- The Australian dollar tumbled from levels above $0.7200 to below $0.7100 following after China reportedly banned coal imports from the country at a major port.
- Reuters reported on Thursday that customs at the Chinese port of Dalian has banned imported Australian coal since February, and will "cap overall coal imports from all sources to the end of 2019 at 12 million tonnes."
- Analysts said the ban is unlikely to have a major impact on Australia's coal imports and that it may not be sustainable for China in the long-term.
The tumbled from levels above $0.7200 to below $0.7100 following reports that China banned coal imports from the country at a major port.
Reuters reported on Thursday that customs at the Chinese port of Dalian has banned imported Australian coal since February, and will "cap overall coal imports from all sources to the end of 2019 at 12 million tonnes." It also said that major ports elsewhere in China prolonged clearing times for Australian coal to at least 40 days.
On Friday afternoon, the Australian dollar eked out slight gains to trade at $0.7101 at 2:55 p.m. HK/SIN, up from an earlier low of $0.7081. Local coal stocks mostly sold off. Shares of BHP fell 0.42 percent, Whitehaven retraced losses to gain 0.66 percent, Yancoal declined 2.8 percent and New Hope Group tumbled 3.55 percent.
Market speculation suggests Thursday's report may be a reflection of strains in the political and trade relationship between Australia and China in recent times, Ivan Colhoun, chief economist for markets at the National Australia Bank, said in a note. He added that the reported ban would affect a relatively small portion of the country's coal exports.
Last year, Australia banned Chinese telecommunication companies Huawei and ZTE from selling 5G technology equipment in the country, citing national security concerns. More recently, Australia rescinded the visa of a prominent Chinese businessman.
Colhoun pointed to data from the Australian Bureau of Statistics, which showed that in 2018, the country exported about 386 million tonnes of thermal and coking coal — the latter is a key component in steel production. Exports to China accounted for 22 percent of the total and Dalian port received only 1.8 percent of Australia's total coal exports, according to the bureau.
"At 1.8 (percent) of Australia's total thermal and coking coal exports, the Dalian move is small. If it were to extend to all Australian coal exports to China it would be a bigger issue for the coal market, but would still be relatively small as a share of total exports," Colhoun said, adding local producers could just sell their products elsewhere on the global market.
Still, he said, it may have a major impact on the domestic economy if the ban signaled the start of deteriorating trade and political ties between Canberra and Beijing.

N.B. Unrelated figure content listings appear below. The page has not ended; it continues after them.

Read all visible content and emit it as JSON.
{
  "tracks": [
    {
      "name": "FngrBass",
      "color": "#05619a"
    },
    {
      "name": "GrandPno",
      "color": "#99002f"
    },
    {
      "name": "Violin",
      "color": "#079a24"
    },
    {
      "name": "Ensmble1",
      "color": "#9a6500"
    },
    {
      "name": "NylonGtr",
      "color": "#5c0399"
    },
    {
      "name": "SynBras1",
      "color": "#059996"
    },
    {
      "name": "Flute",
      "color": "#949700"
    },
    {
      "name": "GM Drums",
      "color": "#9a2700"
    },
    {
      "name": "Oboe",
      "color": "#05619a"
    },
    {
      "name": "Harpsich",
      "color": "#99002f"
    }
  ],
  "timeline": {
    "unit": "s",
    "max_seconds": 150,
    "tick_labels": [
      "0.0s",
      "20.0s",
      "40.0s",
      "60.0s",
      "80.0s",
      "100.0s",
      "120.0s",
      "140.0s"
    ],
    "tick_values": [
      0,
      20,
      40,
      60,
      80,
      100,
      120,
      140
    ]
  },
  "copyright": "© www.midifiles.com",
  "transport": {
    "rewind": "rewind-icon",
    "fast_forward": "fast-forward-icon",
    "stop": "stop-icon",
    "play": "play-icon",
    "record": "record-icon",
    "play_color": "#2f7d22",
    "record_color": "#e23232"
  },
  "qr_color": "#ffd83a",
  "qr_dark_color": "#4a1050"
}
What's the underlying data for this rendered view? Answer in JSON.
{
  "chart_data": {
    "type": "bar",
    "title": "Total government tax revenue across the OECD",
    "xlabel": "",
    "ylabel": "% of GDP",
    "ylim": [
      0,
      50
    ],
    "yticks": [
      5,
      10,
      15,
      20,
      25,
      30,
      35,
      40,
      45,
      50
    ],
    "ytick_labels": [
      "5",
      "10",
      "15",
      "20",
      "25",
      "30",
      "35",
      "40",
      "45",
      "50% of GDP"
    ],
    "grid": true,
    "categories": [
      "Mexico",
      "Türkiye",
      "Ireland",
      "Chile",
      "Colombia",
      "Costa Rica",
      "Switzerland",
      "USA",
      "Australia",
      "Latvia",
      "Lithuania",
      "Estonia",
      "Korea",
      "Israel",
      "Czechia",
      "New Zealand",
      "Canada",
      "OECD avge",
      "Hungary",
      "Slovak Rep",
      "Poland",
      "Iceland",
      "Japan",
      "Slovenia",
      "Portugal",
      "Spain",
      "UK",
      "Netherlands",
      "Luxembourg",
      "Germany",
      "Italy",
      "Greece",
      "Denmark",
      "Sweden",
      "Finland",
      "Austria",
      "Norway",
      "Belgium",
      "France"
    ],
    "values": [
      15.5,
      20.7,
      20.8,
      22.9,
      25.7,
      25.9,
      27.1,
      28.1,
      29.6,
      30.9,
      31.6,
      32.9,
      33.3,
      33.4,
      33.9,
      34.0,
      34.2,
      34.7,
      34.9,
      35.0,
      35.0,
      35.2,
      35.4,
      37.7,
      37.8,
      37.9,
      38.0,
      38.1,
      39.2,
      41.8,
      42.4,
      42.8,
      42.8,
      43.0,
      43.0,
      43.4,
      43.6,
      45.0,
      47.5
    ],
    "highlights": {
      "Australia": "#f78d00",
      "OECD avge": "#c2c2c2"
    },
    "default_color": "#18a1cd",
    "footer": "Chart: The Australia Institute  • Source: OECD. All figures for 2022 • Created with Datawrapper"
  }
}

Officials from both countries downplayed suggestions of a worsening bilateral relationship.
Australia's Prime Minister Scott Morrison, Treasurer Josh Frydenberg and Reserve Bank Governor Philip Lowe warned against jumping to premature conclusions over the ban.
When asked if the Dalian move was related to increasing tensions, a spokesman at China's foreign ministry said customs were inspecting and testing coal imports for safety and quality, according to Reuters.
The narrative that China is only tinkering with its coal policy, like it has done previously, is beginning to lose credibility since the ban appears to be particular to Australia, according to Vivek Dhar, associate director for mining and energy commodities at the Commonwealth Bank.
"The targeting of Australian coal raises the concern that political motives could be at play. If the import ban on coal spreads across China, we could see Australia's export volumes and realised coal prices come under significant pressure," Dhar wrote in a morning note.
He added that it's unlikely the ban on Australian coal will be sustainable beyond a few weeks or months because of its impact on China's steel mills as they struggle to find viable alternatives in the short- and medium-term.
"Not only are Chinese steel mill margins weak, but iron ore prices are surging exactly when construction season is set to begin following the Chinese New Year period," he said. "Australian thermal and coking coal is higher quality than other available varieties, usually resulting in stronger productivity and lower emissions for end users."
Such a ban would also push domestic prices higher in China.
Short-term replacements for banned Australian coal would be hard to find domestically and ultimately, Chinese steel makers would see much costlier coke blends, according to Robin Griffin, research director at global consultancy Wood Mackenzie.
That said, some analysts questioned the veracity of the Reuters report, suggesting that recent restrictions and quotas on Chinese coal imports "have been misconstrued."
"Our channel checks so far suggest while there are delays in getting imported coal, it is still getting through. This has been confirmed by our own conversations with buyers in China," Daniel Hynes and Soni Kumari from ANZ wrote in a note.
These restrictions are not new, according to the analysts.
"Chinese authorities have been adjusting import quotas for some time, in an effort to balance domestic and international coal consumption. The restrictions have been in place for several months now, as inventories and prices spreads have been hurting Chinese domestic producers," they said.